Each year we welcome over 2,500 students and staff from schools worldwide.
29 November - 02 December 2015
The Southern province of Ranong was heavily affected by the 2004 tsunami, but in the years since this natural disaster the mangrove, rocky shores and seagrass bed ecosystems have begun to recover. With Year 13s from Harrow International School in Bangkok we explored these fascinating ecosystems conducting student-led studies with the aid of staff from the Andaman Coastal Research Facility. These studies covered many different field work techniques including systematic and random sampling methods as well as the use of pit fall traps, citizen science and capture, mark, recapture. After data collection the students sat down each evening to analyse the information gathered that day in the field, completing statistical tests and estimating population sizes.
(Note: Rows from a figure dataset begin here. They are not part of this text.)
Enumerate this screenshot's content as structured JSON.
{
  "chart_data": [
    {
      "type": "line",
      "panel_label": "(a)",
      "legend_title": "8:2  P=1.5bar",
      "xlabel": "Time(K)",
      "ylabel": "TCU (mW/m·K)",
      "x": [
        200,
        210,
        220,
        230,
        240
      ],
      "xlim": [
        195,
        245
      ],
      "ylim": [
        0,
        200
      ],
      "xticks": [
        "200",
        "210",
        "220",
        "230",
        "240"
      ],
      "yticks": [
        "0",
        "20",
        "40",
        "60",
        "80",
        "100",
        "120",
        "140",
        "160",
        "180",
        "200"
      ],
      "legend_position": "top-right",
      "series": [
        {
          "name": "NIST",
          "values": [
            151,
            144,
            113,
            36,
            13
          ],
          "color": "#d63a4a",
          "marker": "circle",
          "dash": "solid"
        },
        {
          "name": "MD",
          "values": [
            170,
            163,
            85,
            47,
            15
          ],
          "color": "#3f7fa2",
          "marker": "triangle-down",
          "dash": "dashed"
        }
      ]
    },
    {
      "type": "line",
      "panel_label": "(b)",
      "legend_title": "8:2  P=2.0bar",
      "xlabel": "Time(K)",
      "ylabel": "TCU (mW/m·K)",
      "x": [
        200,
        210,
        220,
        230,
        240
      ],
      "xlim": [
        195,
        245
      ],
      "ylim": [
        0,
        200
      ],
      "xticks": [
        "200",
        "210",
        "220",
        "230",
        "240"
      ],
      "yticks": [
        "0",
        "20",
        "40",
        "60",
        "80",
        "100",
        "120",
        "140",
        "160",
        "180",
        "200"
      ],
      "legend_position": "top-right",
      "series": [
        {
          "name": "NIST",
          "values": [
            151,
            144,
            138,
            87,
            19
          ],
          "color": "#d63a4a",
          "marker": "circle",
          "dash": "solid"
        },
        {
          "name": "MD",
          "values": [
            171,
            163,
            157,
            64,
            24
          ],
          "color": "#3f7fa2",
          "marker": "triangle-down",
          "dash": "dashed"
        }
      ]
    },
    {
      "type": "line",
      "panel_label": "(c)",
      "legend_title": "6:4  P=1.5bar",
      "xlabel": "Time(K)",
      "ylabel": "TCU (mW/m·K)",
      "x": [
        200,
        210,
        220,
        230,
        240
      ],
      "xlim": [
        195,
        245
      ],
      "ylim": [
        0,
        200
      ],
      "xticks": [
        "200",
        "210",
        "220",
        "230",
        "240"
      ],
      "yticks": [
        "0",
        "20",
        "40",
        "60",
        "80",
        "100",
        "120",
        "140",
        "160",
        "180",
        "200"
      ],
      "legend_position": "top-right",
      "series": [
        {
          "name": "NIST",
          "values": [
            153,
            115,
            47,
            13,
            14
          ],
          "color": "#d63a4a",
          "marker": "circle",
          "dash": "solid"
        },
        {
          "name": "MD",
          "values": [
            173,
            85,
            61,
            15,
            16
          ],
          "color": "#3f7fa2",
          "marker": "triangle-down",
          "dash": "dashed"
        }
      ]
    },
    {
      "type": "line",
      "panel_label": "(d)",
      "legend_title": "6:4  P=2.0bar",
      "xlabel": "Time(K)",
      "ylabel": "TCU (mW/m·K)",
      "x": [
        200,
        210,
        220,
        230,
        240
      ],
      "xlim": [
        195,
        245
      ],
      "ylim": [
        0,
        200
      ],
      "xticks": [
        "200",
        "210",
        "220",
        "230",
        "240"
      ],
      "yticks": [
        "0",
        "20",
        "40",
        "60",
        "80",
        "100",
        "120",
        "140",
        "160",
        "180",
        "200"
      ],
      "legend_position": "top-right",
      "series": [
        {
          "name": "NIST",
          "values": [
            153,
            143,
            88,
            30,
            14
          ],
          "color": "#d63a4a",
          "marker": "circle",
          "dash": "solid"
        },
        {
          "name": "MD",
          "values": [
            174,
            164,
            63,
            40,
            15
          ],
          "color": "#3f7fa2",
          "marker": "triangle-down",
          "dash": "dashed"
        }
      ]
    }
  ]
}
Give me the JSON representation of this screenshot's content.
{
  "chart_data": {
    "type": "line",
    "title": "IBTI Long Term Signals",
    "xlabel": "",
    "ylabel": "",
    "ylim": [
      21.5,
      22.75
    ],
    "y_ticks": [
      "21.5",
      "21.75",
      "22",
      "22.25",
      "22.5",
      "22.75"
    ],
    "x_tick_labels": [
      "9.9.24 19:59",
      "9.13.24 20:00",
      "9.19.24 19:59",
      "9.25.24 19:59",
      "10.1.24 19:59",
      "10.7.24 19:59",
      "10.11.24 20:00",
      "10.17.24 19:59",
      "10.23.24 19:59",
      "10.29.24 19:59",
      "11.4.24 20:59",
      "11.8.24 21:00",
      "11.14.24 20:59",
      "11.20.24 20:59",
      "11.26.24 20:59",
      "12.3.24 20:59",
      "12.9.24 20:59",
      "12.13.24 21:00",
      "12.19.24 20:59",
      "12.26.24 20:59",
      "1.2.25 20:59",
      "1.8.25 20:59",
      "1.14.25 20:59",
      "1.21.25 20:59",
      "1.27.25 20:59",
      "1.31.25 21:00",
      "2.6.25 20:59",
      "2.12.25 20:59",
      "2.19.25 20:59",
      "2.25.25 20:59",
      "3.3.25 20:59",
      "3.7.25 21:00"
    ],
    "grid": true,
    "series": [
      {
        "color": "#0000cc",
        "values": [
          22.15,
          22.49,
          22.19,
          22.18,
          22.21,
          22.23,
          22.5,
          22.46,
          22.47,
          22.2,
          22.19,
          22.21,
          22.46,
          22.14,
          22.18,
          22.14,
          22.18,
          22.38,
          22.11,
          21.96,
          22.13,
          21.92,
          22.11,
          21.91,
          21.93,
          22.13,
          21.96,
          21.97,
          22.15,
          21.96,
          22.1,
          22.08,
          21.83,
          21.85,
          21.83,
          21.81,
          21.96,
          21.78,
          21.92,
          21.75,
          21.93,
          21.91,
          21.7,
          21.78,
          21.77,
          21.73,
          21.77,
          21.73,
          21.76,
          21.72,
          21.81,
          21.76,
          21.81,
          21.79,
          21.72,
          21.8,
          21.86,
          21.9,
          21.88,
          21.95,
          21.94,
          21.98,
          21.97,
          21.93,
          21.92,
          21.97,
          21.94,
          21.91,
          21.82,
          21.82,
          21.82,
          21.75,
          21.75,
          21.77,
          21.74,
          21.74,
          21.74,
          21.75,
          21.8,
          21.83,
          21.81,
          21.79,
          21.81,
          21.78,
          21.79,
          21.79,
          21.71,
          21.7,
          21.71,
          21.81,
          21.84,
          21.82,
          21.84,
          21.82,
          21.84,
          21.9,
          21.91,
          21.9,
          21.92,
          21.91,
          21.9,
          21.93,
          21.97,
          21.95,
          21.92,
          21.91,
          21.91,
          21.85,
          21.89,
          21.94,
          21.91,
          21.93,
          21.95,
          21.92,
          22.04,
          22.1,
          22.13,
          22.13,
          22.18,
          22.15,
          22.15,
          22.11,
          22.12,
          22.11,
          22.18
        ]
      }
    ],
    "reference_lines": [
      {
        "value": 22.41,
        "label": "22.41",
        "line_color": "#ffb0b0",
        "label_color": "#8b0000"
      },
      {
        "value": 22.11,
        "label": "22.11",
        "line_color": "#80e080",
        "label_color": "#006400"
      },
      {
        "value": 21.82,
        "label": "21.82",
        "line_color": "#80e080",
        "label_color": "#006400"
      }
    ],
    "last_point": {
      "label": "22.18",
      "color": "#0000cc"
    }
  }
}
One highlight of the trip was the Bio Blitz on a degraded seagrass ecosystem. This seagrass had been severely damaged by human activities such as dredging over the past three years, but it still held a wonderful array of diversity. In a thirty-minute search we found sea cucumbers, starfish, pufferfish, marine worms, hermit crabs and many more. The students got stuck into hands-on fieldwork and we were able to produce a species accumulation curve and understand the pros and cons of using techniques such as a BioBlitz.
Another few messy days were spent in a mangrove swamp, a key environment with many ecosystem services such as carbon sequestration and flood defence. After a few initial shoe- and mud-related issues and a bit of rain, we struck out deep into the mangrove forest. Using capture mark recapture, our aim was to calculate the population of Marsh crabs using Lincoln’s Index. By the end of the study all the students and staff were pretty dab hand at catching crabs, with over a hundred caught in fifteen minutes!
The barge staff had a wonderful time working with the Year 13s and we wish them all the best of luck for their final exams.